Adapun di Sumatra Barat, BNPB mengoperasikan tiga pesawat, yaitu PK-KHH, PK-AKR, dan PK-NGT. Hingga 22 Desember 2025, tercatat 174 sortie penerbangan dengan penggunaan bahan semai sebanyak 173.725 kilogram. Operasi dilakukan secara terkoordinasi dengan pemantauan kondisi atmosfer guna memastikan efektivitas pengendalian curah hujan.
Selain pengendalian cuaca, BNPB juga mendorong percepatan pembangunan hunian sementara (huntara) dan hunian tetap (huntap) bagi masyarakat terdampak bencana sebagai bagian dari upaya pemulihan sosial dan ekonomi.
Di Aceh, pembangunan huntara dan huntap dilaksanakan di enam kabupaten, yakni Aceh Utara, Aceh Tengah, Bener Meriah, Pidie Jaya, Gayo Lues, dan Pidie. Di Sumatra Utara, pembangunan hunian dilakukan di Tapanuli Utara, Tapanuli Selatan, dan Kota Sibolga. Sementara itu, di Sumatra Barat, pembangunan mencakup Kabupaten Pesisir Selatan, Lima Puluh Kota, Padang Pariaman, Tanah Datar, Agam, serta Kota Padang.
BNPB menegaskan sinergi antara OMC dan pembangunan hunian merupakan strategi terpadu penanganan bencana dari fase tanggap darurat hingga pemulihan jangka menengah dan panjang.
Pada kesempatan yang sama, BNPB melaporkan jumlah korban meninggal akibat banjir dan longsor di Aceh, Sumatra Utara, dan Sumatra Barat terus bertambah. Hingga Senin 22 Desember 2025, total korban meninggal dunia tercatat mencapai 1.106 jiwa, sementara 175 orang masih dalam daftar pencarian.
“Per hari ini, rekapitulasi jumlah total dari 1.090 jiwa pada Sabtu dan Minggu bertambah 15 jiwa menjadi 1.106 jiwa,” kata Aam.
Penambahan tersebut berasal dari temuan terbaru di lapangan serta hasil proses identifikasi korban.

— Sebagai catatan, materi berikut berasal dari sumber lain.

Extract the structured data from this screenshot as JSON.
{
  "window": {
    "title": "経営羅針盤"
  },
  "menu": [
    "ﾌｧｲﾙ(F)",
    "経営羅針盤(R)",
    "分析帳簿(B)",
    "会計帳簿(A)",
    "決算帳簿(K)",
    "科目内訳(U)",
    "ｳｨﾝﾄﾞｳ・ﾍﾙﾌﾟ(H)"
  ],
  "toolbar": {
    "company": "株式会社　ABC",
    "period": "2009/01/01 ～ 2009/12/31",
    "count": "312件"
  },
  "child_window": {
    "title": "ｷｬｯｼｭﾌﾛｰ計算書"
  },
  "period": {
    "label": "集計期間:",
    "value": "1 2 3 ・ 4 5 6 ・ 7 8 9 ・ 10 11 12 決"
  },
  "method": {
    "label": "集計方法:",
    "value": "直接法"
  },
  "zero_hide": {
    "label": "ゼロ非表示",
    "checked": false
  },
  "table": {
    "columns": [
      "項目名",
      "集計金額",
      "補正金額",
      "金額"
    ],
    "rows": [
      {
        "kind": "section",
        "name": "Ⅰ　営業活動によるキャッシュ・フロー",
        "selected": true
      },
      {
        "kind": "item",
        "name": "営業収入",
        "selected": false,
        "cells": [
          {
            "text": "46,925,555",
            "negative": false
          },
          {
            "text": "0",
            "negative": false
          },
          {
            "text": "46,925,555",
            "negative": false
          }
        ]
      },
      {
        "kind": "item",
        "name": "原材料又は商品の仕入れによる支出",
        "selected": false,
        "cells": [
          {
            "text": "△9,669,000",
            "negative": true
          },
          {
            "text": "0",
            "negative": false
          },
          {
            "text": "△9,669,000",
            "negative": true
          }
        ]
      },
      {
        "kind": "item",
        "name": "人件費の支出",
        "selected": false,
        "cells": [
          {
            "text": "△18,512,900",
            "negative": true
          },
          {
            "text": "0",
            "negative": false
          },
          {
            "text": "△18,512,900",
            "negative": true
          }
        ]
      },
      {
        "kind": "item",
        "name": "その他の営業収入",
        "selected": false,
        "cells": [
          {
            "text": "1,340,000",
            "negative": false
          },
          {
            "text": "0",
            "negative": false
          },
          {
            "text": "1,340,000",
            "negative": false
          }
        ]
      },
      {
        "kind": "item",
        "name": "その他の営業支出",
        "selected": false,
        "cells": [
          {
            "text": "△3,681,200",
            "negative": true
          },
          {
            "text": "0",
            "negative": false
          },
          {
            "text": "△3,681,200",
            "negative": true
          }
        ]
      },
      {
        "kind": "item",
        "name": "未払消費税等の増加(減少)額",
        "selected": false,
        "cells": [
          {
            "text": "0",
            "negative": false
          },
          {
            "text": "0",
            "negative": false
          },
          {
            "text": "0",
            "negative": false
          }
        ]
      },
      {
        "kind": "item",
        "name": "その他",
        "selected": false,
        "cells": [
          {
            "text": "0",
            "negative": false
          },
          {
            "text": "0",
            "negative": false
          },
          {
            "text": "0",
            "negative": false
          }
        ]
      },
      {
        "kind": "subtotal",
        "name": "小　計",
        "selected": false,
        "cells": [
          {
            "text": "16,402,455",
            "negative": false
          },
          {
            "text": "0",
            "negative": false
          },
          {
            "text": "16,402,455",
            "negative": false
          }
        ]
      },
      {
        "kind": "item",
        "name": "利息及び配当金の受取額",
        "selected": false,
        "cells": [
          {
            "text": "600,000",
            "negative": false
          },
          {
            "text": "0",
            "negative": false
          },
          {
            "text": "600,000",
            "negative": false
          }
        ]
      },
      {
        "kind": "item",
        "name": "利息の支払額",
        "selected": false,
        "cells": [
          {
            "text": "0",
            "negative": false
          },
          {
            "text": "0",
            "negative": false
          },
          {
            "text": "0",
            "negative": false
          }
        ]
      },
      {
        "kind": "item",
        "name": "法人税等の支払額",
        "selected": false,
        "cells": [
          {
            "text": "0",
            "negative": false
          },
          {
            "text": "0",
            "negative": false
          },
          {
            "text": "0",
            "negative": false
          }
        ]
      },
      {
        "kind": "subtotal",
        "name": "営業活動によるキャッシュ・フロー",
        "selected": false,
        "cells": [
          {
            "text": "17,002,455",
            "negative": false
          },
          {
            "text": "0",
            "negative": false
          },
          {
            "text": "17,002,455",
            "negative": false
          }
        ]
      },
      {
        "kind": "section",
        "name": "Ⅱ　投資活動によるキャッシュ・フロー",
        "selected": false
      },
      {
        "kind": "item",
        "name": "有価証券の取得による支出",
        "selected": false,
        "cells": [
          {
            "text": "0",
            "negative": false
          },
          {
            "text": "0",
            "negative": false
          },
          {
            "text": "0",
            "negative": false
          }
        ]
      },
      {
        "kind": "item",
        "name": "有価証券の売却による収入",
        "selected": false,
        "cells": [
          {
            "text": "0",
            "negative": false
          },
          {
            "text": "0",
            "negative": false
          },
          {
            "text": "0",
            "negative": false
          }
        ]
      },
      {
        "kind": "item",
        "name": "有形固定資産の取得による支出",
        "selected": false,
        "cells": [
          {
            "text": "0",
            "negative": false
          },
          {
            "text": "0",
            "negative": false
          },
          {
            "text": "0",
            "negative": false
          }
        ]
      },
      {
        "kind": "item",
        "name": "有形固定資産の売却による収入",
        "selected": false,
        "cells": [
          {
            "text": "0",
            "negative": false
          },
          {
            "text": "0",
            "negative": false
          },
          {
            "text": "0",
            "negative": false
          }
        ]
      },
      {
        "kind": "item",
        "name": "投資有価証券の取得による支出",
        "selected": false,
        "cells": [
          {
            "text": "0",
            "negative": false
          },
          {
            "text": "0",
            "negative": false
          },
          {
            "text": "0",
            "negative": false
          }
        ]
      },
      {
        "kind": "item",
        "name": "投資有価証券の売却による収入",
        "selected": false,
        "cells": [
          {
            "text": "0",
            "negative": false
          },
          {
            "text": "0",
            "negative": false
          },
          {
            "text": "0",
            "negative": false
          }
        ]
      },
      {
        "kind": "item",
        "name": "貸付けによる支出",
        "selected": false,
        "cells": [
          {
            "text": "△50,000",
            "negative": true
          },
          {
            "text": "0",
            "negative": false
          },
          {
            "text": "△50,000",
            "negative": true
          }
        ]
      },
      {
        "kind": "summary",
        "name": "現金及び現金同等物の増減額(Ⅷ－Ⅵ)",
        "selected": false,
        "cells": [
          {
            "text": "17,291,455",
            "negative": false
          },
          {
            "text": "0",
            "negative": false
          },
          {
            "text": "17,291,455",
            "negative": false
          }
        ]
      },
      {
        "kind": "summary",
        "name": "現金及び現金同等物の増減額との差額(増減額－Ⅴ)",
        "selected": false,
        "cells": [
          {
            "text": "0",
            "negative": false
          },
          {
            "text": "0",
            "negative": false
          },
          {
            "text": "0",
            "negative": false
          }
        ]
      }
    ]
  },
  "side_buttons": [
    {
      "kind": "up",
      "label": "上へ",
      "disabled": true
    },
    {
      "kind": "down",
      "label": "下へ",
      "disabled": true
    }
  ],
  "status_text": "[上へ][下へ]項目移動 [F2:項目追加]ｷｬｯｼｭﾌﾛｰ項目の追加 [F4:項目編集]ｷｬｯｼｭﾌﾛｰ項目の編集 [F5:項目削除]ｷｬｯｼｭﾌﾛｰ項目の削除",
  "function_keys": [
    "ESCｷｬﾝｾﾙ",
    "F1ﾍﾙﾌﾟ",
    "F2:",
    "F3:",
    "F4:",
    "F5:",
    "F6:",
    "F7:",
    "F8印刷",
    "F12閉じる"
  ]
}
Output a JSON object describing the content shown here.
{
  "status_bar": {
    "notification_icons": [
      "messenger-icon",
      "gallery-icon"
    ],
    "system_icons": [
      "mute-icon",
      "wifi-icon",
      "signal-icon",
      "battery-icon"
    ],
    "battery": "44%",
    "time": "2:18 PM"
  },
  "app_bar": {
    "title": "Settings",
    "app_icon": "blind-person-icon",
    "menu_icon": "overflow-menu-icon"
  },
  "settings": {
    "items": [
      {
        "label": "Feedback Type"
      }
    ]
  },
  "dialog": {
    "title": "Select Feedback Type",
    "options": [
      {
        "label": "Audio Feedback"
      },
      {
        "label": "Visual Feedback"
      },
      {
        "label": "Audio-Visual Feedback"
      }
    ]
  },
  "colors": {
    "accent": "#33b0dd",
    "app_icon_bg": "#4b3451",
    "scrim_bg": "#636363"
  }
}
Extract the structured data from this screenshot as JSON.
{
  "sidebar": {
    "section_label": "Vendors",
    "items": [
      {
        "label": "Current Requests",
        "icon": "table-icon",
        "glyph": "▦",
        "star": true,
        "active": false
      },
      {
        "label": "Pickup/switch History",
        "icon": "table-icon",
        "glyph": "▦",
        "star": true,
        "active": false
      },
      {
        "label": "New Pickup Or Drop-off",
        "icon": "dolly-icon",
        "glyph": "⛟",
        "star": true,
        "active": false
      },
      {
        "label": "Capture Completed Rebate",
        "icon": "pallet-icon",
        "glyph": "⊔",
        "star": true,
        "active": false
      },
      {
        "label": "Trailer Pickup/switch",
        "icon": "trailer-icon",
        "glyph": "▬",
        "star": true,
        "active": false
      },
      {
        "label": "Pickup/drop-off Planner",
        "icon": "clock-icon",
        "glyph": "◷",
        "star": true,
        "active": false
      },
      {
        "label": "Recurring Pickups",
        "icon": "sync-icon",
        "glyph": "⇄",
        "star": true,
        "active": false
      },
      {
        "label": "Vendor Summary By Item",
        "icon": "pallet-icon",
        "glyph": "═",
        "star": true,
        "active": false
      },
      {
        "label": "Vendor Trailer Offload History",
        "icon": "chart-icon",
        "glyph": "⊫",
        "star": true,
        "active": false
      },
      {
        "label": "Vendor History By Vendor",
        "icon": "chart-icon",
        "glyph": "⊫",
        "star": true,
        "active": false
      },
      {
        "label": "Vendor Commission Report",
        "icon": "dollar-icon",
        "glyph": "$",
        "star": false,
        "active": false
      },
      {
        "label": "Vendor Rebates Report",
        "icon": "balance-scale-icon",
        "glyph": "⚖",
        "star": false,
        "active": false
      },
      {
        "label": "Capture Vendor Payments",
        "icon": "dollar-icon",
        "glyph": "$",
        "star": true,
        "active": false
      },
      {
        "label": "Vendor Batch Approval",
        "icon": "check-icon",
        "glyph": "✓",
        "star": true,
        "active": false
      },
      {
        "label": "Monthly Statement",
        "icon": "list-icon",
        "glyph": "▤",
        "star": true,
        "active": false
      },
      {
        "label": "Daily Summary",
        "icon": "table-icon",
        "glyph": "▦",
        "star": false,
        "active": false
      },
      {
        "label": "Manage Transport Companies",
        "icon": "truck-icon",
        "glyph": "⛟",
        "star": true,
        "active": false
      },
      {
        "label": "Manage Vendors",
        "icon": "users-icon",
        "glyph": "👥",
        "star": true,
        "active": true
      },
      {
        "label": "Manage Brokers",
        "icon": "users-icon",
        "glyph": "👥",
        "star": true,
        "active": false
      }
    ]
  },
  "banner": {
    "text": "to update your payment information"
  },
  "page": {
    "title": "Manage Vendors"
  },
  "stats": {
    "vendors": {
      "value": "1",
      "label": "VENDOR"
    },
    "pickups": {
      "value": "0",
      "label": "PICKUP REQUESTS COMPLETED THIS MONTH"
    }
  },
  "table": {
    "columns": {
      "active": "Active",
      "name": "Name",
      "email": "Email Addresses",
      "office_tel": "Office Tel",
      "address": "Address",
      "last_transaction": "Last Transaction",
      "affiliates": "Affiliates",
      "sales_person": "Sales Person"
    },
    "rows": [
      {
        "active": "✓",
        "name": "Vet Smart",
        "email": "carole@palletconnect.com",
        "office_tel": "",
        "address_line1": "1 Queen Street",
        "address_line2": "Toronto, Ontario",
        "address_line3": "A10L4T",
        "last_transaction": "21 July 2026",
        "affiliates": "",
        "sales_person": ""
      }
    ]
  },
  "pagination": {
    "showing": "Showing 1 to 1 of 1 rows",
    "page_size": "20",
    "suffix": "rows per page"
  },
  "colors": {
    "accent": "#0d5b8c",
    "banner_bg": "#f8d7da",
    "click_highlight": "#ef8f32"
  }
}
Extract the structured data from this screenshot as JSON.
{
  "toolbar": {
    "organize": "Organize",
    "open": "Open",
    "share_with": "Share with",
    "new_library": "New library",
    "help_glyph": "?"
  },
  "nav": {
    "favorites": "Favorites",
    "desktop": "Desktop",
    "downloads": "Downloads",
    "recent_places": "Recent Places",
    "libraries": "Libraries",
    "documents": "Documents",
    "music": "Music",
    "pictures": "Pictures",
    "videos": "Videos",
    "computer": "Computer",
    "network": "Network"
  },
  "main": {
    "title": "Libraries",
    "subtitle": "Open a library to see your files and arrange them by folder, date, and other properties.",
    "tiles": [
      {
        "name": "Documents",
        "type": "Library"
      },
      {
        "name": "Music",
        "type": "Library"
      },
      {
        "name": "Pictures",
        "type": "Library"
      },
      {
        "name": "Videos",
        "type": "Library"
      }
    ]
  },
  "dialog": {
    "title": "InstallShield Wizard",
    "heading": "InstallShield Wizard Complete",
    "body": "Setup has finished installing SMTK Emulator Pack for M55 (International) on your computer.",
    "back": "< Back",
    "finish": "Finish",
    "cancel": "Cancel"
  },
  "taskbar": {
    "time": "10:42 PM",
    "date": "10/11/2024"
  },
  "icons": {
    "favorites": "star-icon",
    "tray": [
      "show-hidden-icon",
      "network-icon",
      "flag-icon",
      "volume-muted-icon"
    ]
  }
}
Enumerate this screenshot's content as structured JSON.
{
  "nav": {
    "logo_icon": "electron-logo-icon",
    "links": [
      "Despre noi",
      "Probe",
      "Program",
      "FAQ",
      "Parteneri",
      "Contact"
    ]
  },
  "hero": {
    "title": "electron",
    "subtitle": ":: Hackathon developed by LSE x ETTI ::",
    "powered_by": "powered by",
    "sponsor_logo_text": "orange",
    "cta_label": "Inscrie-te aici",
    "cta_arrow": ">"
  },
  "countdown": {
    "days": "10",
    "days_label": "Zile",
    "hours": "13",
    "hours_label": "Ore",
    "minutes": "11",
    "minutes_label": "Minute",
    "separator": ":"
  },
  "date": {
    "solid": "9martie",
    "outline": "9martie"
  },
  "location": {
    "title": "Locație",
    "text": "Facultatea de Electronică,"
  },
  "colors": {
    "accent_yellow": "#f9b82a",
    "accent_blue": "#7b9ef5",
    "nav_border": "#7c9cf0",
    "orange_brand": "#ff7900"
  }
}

Selain itu, jumlah warga yang masih dinyatakan hilang berkurang 10 orang, sehingga tersisa 175 jiwa dalam daftar pencarian.
Sementara itu, jumlah pengungsi tercatat sebanyak 502.570 jiwa. Dalam sepekan terakhir, jumlah pengungsi mulai berkurang seiring sebagian warga kembali ke rumah masing-masing untuk membersihkan rumah atau mengungsi ke rumah kerabat di luar wilayah terdampak.